葵花跟着一年又一年,我也转来转去成了一个“城里人”,离盛开着葵花的乡村越来越远了。瓜子不再是奢侈品,沦落成了普通的商品、休闲食品。嗑着咸味甜味五香味的瓜子,再也嗑不出童年的滋味,大脑里也渐渐模糊了葵花的身影。
可我似乎注定会与葵花有缘。去年的一个普通的秋日,在去内蒙古草原的路上,竟意外地邂逅了一片葵花。

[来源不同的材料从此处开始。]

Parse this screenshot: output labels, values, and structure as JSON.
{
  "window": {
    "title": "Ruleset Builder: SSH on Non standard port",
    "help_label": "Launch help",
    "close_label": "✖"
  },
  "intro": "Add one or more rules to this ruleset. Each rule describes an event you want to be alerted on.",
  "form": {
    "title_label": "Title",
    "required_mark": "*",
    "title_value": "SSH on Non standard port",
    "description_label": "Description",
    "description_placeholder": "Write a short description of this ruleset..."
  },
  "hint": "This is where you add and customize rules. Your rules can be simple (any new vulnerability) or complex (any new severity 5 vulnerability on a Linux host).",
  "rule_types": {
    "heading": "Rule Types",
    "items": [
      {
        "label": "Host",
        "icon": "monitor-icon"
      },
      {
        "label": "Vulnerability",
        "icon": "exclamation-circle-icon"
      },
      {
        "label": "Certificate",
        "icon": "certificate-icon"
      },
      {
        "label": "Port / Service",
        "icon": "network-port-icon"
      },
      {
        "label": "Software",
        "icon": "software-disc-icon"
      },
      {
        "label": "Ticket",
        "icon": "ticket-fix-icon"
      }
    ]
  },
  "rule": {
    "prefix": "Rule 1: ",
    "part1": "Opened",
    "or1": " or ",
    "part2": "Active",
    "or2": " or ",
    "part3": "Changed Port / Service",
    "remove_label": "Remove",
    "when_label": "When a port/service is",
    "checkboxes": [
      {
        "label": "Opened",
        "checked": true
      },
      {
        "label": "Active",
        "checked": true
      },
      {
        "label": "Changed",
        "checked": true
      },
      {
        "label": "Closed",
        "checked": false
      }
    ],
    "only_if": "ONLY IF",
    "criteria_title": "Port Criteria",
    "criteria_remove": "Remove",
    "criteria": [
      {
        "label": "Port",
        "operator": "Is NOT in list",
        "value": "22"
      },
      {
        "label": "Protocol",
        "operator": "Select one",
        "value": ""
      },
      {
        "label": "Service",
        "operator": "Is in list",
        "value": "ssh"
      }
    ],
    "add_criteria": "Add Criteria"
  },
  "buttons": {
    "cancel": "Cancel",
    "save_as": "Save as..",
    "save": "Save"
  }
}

那是有上百亩地的一片葵花,一大片在蓝天丽日下怒放的葵花,一大片散发着阳光味道、蜂萦蝶绕的葵花,一大片耀人眼目、让人动容的葵花……它们大气奔放的美,粘住了飞奔的车轮,点亮了旅人的眼睛,我们一行人都钻出车门,驻足屏息观看。
静静地欣赏着,我被眼前的景色深深打动了。此时,我似乎读懂了它们,读懂了它们热烈的颜色、灿烂的笑脸、纯真的艳丽,读懂了它们追寻阳光的执着、努力向上的蓬勃、舒展宽厚的坦荡,读懂了它们誉而不骄、毁而不馁、宠辱不惊的心境和卓尔不群的气质……可我又似乎什么也没读懂,因为遍地的葵花没有谁回头看上我一眼,它们整齐地、执拗地望着东方,痴迷地望着一轮火红骄阳。
其实,自打葵花取得植物身份以来,就一直保持着自己的“花格”,按照自己的习性自由自在地生长着。能否读懂它们的美丽,在你的心境,在你的眼睛:面对一地葵花,我对自己说。